Les obligations BBB-, la plus basse des catégories investment grade, ne représentent plus que 7,7 % de l’indice de JPMorgan — le pourcentage le plus faible jamais enregistré par la firme. Cette compression indique que les gestionnaires d’obligations et les entreprises ont activement réduit leur exposition à la tranche la plus vulnérable de la dette investment grade, probablement par crainte qu’une détérioration supplémentaire ne fasse basculer ces obligations dans la catégorie des obligations à haut risque.
Investissements en IA et activités de fusions-acquisitions mettent à rude épreuve les bilans des entreprises
La faiblesse structurelle du crédit d’entreprise provient de plusieurs sources. Le niveau global de la dette des entreprises augmente par rapport aux bénéfices, sous l’effet de trois tendances simultanées : les effets persistants des ajustements économiques post-pandémie, d’importants investissements en capital dans l’infrastructure liée à l’intelligence artificielle, et une activité soutenue de fusions et acquisitions.
« Il y a des signes clairs d’affaiblissement des fondamentaux du crédit sous la surface », selon Zachary Griffiths, responsable de la stratégie macro et investment grade chez CreditSights Inc. Les secteurs fortement axés sur la technologie et l’infrastructure, en particulier, prennent en leverage supplémentaire pour financer des projets liés à l’IA et des acquisitions stratégiques. Certaines grandes entreprises technologiques font même un compromis calculé : accepter des notations légèrement inférieures dans la gamme investment grade — passant par exemple de AA à haut-A — car la pénalité d’un tel ajustement est minime comparée au bénéfice de maintenir une flexibilité financière pour continuer à investir dans l’IA.
L’année dernière seulement, le volume de dégradations a dépassé celui des upgrades par un facteur de 5,5 : environ 55 milliards de dollars d’obligations d’entreprises sont tombées en catégorie high-yield, contre seulement 10 milliards de dollars qui ont été rehaussés. Les stratégistes de JPMorgan anticipent que cette asymétrie perdurera tout au long de 2026.
La prudence des investisseurs s’accroît face à l’affaiblissement des fondamentaux du crédit
Malgré la demande globale forte, les investisseurs institutionnels commencent à réajuster leur appétit pour le risque. Les spreads de crédit investment grade — la prime supplémentaire exigée par les investisseurs pour supporter le risque de crédit — sont restés comprimés autour de 78 points de base cette semaine, bien en dessous de la moyenne décennale de 116 points de base. Cependant, cela ne traduit pas une complaisance, mais plutôt une dynamique de marché orientée vers les emprunteurs en début d’année 2026.

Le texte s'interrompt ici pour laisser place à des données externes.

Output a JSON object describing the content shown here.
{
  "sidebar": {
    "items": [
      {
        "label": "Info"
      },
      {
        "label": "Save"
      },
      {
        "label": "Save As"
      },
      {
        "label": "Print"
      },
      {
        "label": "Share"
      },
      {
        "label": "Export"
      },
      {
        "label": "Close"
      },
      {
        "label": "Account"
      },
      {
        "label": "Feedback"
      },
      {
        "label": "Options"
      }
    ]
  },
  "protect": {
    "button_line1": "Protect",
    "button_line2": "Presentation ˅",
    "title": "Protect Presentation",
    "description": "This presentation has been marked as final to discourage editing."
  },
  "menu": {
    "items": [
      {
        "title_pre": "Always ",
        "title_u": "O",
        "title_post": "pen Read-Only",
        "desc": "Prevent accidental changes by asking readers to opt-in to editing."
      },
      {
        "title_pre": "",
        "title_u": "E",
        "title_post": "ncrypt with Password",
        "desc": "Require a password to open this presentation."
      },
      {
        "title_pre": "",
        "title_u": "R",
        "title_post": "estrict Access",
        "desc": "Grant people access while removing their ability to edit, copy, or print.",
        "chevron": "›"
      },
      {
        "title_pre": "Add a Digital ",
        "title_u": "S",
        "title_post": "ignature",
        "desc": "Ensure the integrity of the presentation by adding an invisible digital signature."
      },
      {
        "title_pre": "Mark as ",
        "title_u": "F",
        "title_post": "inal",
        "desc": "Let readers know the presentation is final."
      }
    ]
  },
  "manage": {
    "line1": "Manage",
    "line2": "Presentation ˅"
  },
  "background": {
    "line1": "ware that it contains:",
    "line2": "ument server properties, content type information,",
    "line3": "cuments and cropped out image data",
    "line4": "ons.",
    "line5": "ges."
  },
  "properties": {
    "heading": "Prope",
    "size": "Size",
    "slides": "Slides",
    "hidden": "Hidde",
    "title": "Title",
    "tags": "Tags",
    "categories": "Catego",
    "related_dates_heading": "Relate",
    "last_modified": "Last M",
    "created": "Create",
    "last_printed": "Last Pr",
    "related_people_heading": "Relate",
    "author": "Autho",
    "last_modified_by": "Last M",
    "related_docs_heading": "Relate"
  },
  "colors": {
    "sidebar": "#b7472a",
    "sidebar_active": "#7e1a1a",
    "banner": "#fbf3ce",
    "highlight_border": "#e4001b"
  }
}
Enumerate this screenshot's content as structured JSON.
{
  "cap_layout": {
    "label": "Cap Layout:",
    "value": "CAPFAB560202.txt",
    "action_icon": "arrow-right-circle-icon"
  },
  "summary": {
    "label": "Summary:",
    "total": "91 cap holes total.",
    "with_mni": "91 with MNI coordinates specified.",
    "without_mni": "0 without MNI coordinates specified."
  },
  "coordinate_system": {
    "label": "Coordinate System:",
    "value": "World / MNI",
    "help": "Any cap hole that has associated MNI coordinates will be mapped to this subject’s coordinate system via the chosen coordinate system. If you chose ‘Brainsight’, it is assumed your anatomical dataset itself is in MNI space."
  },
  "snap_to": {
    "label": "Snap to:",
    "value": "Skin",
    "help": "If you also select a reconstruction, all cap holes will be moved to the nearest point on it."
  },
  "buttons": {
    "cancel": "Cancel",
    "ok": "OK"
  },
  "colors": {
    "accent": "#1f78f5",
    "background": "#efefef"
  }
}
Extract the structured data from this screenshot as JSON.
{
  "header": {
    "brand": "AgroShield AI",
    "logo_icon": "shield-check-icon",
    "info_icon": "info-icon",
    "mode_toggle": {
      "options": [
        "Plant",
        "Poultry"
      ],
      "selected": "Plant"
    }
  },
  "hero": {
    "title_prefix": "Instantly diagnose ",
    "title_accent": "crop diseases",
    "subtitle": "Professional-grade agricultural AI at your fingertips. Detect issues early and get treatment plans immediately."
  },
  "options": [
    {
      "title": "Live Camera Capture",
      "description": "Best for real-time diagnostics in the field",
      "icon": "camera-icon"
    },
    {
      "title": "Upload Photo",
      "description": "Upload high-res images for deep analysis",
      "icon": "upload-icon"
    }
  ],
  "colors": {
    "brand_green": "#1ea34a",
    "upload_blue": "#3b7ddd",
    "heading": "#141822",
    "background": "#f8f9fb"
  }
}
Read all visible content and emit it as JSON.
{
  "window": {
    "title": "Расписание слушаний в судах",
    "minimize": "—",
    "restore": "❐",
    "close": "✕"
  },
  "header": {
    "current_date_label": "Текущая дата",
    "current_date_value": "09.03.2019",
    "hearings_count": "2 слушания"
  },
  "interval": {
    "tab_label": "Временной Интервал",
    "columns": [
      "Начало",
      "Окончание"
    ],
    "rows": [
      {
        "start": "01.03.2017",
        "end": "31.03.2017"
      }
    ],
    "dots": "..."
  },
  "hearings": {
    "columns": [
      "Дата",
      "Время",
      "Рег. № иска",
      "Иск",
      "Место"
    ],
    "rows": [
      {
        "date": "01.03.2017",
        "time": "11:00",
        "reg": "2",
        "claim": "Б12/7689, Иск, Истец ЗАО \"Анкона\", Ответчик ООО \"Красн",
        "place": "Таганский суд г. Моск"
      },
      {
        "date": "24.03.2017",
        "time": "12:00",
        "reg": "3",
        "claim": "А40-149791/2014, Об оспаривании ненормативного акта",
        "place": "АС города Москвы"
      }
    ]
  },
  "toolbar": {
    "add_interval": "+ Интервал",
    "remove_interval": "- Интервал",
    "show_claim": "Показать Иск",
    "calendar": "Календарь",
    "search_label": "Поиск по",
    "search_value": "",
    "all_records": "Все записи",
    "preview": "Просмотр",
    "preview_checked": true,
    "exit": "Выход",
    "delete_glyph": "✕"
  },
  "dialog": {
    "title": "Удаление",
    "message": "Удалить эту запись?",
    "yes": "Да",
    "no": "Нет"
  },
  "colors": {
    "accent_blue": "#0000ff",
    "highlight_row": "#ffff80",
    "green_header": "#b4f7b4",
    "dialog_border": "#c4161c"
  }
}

En approfondissant, certains gestionnaires de portefeuille évitent consciemment les entreprises qu’ils jugent trop endettées. David Delvecchio, directeur général et co-responsable de l’équipe obligataire investment grade chez PGIM Fixed Income, indique que sa société évite activement les émetteurs qui étirent leur bilan pour financer de grands projets ou acquisitions stratégiques. « Nous faisons preuve de sélectivité », souligne-t-il, illustrant un mouvement plus large des institutions vers une position défensive.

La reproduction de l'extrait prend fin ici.